Лишь только ослепленный огоньком вспыхнувшей спички Детлеф вновь обрел способность видеть, перед ним из темноты вынырнула одичавшая, истощенная, заросшая рыжей щетиной физиономия, с издевкой и какой-то жадной пытливостью впившаяся в него воспаленными, глубоко запавшими глазами. Человеке этим страдальческим лицом находился всего в двух-трех шагах; в потрепанной куртке с поднятым воротником, засунув сжатые в кулаки руки в бездонные карманы штанов, он стоял, прислонившись к правому фонарю, освещавшему театральный подъезд. Оборванец смерил Детлефа взглядом с головы до ног, от мехового воротника добротной шубы, поверх которой висел театральный бинокль, до лакированных туфель, затем вновь насмешливо, испытующе-жадно впился ему в глаза; один-единственный раз он коротко и презрительно фыркнул, потом задрожал, затрясся всем телом, впалые щеки его, казалось, еще больше втянулись, веки, затрепетав, прикрылись, и уголки рта язвительно и горько опустились вниз.

Детлеф оцепенел. Он силился понять — и вдруг его осенило: ведь он в глазах этого горемыки богатый барин, — с виду сытый и довольный, покинув веселое общество, он вышел из вестибюля, поманил извозчика, достал из серебряного портсигара сигарету. Детлеф чуть было не хлопнул себя по лбу. Шагнув к оборванцу, он раскрыл было рот, чтобы сказать, объяснить… Но вместо того молча сел в пролетку, едва не забыв крикнуть извозчику адрес, смущенный, обескураженный невозможностью каких-либо объяснений.

Господи, какая ошибка, какое чудовищное заблуждение! Этот голодный и обездоленный смотрел на него с алчностью и злобой, с тем безмерным презрением, имя которому зависть и тоска. Он даже, пожалуй, немного рисовался, этот тип! Разве в этой дрожи, в этой горькой и язвительной гримасе не проскальзывало желание поразить самодовольного счастливчика, пусть на краткий миг омрачить его радость, заставить смущенно призадуматься, страдать? Но ты заблуждаешься, приятель, ты не достиг желаемого эффекта; картина твоих страданий не устрашила, не пристыдила меня, не открыла мне чуждый, страшный мир. Мы — братья!

Боль, она вот тут, приятель, чуть повыше груди, и жжет. Как хорошо мне это знакомо! Почему же ты туда пошел? Почему строптиво и гордо не остался в тени, а встал под освещенными окнами, за которыми слышится музыка и смех жизни?

Разве не знакома она мне тоже, эта болезненная потребность, погнавшая тебя туда, чтобы напитать свою тоску, с равным правом могущую называться любовью и ненавистью?

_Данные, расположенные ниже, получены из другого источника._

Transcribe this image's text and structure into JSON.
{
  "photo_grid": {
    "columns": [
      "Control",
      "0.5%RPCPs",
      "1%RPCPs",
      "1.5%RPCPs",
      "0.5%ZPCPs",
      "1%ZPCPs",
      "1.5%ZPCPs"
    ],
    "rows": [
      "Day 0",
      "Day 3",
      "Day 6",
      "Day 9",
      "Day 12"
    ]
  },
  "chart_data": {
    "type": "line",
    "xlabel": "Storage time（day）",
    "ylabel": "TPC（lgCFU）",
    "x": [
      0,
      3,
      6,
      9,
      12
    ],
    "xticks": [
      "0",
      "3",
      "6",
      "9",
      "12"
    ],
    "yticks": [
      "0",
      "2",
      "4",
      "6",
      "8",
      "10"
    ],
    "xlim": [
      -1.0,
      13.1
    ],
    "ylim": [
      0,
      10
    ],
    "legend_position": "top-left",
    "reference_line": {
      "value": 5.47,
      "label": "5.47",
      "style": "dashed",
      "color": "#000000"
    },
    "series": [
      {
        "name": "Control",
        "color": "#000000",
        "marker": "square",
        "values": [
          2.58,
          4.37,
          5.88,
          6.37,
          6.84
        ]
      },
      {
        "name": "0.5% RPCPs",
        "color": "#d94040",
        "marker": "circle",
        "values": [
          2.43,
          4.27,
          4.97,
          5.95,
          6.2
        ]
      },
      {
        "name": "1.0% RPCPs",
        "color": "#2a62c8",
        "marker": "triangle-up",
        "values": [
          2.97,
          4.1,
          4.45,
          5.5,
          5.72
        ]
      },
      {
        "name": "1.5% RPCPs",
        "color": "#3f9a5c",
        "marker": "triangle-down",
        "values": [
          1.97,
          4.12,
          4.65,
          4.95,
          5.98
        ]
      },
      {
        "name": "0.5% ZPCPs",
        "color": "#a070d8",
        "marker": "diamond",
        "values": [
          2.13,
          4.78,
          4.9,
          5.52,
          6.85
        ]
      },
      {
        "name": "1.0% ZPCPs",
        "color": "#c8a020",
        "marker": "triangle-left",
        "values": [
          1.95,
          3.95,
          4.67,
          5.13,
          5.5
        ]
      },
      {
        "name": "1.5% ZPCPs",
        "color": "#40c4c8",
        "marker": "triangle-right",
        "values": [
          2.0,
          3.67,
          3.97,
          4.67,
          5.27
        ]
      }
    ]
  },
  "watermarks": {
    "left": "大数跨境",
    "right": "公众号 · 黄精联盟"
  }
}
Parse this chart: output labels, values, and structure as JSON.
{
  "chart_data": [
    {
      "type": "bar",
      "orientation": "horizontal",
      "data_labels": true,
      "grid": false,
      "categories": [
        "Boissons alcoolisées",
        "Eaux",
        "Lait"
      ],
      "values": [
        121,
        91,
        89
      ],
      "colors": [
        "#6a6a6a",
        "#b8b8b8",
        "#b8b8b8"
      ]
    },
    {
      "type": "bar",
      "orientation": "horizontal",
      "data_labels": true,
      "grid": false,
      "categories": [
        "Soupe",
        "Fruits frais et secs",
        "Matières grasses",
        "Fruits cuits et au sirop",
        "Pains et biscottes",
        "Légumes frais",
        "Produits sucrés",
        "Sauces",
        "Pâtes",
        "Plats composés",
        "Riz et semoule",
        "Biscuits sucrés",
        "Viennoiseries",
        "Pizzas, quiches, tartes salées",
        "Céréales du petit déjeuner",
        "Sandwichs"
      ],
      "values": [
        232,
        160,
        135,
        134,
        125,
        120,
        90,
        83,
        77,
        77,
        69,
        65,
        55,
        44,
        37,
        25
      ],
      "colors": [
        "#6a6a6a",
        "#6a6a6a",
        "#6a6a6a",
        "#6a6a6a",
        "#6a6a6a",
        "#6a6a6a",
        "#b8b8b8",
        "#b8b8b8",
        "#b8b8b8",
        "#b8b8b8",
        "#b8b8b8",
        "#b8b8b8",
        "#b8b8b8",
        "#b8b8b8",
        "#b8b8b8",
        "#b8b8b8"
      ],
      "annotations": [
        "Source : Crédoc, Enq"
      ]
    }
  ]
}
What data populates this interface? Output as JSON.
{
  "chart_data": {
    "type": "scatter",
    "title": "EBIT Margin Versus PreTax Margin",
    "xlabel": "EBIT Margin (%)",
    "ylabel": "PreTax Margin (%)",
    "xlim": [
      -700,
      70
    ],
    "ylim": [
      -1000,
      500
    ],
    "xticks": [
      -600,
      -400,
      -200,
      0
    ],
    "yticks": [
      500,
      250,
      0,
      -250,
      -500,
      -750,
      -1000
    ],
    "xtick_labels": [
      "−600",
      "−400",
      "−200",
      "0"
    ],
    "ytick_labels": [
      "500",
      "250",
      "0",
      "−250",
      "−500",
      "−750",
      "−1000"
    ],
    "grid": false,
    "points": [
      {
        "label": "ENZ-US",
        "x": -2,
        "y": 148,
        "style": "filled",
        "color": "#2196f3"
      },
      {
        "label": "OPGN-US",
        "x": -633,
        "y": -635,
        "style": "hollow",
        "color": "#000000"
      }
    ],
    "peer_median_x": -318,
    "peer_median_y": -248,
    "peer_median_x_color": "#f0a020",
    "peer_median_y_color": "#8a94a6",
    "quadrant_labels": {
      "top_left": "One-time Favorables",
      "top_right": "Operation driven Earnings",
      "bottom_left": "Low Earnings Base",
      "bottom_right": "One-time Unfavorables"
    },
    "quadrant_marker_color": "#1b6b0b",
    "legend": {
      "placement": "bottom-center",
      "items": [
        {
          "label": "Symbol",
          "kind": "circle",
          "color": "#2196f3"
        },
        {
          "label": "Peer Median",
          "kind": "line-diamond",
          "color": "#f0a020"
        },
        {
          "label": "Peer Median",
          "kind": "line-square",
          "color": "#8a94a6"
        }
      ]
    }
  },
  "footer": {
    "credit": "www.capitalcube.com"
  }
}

Ничто мне не чуждо из снедающих тебя мук, а ты думал меня пристыдить? Что такое ирония? Забавляющаяся ненависть! Что такое искусство? Переплавленная в образы тоска! И родина одна у нас с тобой — страна обманутых, алчущих, обвиняющих, неприемлющих, и даже предательские часы презрения к себе знакомы нам обоим, часы, в которые мы томимся постыдной любовью к жизни, жаждой глупенького счастья. Но ты меня не признал.

Ошибка! Заблуждение! И когда он об этом всем сердцем пожалел, где-то в самой глубине сознания блеснула мучительная и сладостная догадка. Да полно, один ли тот горемыка заблуждается? Где кончается ошибка? Не заблуждение ли всякая земная тоска и прежде всего моя, завидующего живущим бездумно, повинуясь инстинктам, — немой жизни, не ведающей просветления, которое даруют дух и искусство, освобождения в слове? Ах, все мы братья, мы создания ненасытимой, страдающей Воли; но мы не узнаем друг друга. Нет, иная любовь нужна, иная.